What really transpired may never be known, since Elliot died of a bad heart — not of choking on a ham sandwich — in 1974, an occurrence that is given a tearful report by Doherty. His reference to John Phillips’s death in 2001 is less full; in fact, it’s downright cursory. And the rest of his narration, co-written with Paul Ledoux and during which he repeatedly addresses the audience as “man,” is not the smooth blend typical of Mamas and Papas product. Doherty interweaves his own beginnings as a Canadian folk singer with a group called The Colonials and then The Halifax Three with the broader political scene, making a few questionable observations en route. For example, he maintains that many bands disintegrated after John F. Kennedy’s assassination, as if one thing were a result of the other. The truth is that, during the rock years, groups split and reformed no matter what else was going on in society and for many different reasons. The Mamas and The Papas, it seems obvious, fell apart as a result of substance abuse.

Although Doherty makes a few laudable observations about the early ’60s Greenwich Village music scene and about John and Michelle Phillips’s mounting of the Monterey International Pop Music Festival during the 1967 summer of love (“I swear, this whole thing started in my living room”), he would do well to cut the extraneous bits and to go lighter on his unctuous delivery. Better to replace those sour ingredients, as well as the songs associated with other performers, with more of what The Mamas and the Papas were always about and what audiences want to hear.
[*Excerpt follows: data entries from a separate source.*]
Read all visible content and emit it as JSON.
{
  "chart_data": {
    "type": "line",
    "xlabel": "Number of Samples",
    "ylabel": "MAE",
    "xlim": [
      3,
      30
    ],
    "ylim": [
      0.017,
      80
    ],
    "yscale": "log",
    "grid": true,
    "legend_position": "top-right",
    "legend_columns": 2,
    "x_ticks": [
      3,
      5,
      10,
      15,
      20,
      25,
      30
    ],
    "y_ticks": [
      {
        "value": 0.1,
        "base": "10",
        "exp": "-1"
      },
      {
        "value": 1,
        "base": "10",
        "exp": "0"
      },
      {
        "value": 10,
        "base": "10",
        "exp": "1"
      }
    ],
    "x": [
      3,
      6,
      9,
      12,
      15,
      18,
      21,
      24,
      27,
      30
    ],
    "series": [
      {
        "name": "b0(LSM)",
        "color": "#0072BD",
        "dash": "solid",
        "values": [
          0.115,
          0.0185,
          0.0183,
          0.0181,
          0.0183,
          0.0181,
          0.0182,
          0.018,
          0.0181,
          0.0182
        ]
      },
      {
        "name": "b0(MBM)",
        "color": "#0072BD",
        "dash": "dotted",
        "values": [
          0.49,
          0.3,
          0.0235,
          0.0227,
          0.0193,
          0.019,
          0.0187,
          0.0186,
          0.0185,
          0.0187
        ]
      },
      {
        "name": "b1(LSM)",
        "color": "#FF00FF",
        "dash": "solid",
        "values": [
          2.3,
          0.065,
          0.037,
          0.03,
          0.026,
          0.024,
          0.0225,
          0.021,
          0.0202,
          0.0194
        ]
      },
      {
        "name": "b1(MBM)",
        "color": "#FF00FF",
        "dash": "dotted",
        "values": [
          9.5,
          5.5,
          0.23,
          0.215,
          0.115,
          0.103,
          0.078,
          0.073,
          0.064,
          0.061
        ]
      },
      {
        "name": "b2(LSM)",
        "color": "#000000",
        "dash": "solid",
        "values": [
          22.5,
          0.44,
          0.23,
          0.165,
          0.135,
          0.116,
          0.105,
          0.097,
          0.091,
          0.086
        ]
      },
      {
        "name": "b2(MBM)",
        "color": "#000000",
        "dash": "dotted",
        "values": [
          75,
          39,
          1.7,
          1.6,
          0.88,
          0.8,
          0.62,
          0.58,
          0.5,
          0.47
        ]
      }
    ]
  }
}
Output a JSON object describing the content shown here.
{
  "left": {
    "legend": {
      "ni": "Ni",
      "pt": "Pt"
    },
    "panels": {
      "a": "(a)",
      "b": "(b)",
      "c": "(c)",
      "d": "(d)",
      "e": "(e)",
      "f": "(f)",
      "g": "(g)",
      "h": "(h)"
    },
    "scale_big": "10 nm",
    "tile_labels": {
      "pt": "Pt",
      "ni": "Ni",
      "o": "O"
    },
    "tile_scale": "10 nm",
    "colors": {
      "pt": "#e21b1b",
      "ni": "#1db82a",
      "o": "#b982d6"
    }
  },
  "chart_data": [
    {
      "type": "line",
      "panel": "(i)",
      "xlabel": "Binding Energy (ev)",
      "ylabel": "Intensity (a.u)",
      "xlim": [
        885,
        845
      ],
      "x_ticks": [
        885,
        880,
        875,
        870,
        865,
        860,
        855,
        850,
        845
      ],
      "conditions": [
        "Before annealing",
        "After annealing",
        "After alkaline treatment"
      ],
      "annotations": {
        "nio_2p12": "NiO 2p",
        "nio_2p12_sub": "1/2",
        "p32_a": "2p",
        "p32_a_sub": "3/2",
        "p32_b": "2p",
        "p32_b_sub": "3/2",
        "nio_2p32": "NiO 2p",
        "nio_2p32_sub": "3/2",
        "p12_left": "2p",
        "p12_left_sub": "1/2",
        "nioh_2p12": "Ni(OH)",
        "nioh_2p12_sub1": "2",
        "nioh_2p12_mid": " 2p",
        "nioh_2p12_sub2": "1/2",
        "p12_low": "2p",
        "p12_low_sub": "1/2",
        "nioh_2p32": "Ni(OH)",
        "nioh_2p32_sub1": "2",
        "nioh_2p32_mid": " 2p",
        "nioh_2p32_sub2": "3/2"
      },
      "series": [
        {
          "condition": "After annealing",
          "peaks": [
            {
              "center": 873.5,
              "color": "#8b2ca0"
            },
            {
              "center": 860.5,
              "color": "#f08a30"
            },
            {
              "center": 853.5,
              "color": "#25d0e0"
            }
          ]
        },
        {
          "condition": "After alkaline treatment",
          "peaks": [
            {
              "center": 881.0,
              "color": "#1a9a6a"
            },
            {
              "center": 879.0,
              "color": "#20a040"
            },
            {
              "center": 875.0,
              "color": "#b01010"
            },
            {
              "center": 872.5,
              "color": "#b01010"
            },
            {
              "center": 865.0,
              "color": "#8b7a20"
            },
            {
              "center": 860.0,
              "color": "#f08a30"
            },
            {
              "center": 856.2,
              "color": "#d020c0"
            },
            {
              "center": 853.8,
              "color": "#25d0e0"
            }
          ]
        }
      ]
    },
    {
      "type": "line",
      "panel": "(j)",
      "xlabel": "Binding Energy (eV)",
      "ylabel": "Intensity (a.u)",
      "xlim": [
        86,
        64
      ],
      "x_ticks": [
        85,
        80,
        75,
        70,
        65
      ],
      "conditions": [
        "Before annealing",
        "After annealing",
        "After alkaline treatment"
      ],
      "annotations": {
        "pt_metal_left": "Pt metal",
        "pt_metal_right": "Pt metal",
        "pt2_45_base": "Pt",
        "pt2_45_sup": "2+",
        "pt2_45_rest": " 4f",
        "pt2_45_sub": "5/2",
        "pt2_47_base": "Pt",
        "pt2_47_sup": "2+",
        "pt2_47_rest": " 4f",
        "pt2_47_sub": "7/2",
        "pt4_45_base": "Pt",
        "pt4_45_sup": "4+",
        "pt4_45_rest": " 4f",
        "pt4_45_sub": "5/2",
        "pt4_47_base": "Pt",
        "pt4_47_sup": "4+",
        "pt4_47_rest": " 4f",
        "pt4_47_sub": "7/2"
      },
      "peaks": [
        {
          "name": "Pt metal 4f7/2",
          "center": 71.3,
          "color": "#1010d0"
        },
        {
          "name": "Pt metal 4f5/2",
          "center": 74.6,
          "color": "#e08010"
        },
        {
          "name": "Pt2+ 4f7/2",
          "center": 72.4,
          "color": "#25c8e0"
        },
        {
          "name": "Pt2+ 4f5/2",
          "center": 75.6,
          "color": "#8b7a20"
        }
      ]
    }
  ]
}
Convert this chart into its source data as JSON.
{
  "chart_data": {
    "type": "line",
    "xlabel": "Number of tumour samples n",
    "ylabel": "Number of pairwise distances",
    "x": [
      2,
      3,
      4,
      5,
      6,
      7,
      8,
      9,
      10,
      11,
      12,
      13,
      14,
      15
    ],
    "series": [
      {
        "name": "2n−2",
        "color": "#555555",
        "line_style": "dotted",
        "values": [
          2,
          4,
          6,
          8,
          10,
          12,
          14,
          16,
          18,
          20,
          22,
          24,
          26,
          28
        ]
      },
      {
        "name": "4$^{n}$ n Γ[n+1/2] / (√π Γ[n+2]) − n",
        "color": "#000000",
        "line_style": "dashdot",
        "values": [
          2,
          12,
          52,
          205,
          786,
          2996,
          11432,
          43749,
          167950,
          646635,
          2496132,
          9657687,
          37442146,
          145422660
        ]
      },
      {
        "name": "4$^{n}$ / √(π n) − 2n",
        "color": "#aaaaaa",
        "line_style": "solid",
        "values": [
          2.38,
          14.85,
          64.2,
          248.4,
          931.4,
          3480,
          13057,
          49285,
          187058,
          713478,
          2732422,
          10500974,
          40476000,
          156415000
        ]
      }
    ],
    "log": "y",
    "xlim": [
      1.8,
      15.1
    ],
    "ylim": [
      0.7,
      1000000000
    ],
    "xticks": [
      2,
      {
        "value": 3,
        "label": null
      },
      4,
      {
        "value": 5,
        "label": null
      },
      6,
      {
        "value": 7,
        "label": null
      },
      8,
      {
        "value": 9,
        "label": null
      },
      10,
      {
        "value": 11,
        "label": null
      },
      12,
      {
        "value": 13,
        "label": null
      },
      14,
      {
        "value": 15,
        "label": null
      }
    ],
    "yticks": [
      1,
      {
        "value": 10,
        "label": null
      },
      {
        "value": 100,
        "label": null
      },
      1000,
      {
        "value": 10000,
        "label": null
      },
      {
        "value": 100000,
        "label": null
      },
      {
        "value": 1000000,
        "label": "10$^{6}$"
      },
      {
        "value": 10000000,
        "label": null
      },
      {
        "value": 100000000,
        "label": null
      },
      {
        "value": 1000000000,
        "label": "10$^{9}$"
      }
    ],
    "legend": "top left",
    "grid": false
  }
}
It’s odd that director Myler — whose Love, Janis had a respectable run in this same venue and whose Hank Williams: Lost Highway has just moved to the
Little Shubert — has allowed Doherty to get away with his indulgences. He has kept a watchful eye over every other aspect of the production, which is helped along by Walt Spangler’s basic set and Jan Hartley’s not-so-basic video projections, including the kind of Pucci-print visuals typical of light shows at ’60s rock concerts. Costume designer David C. Woolard has produced any number of psychedelic blouses and over-blouses for Gaylor as Michelle and Mason as Cass. Brian Nason’s lighting design is fine, and sound designer Lucas J. Corrubia, Jr. stays on top of his assignment — which is, without question, the production’s most important.

The Mamas and the Papas had an irresistible sound. Dream a Little Dream could use more of that and less of Denny Doherty’s sound and fury, signifying less than he thinks.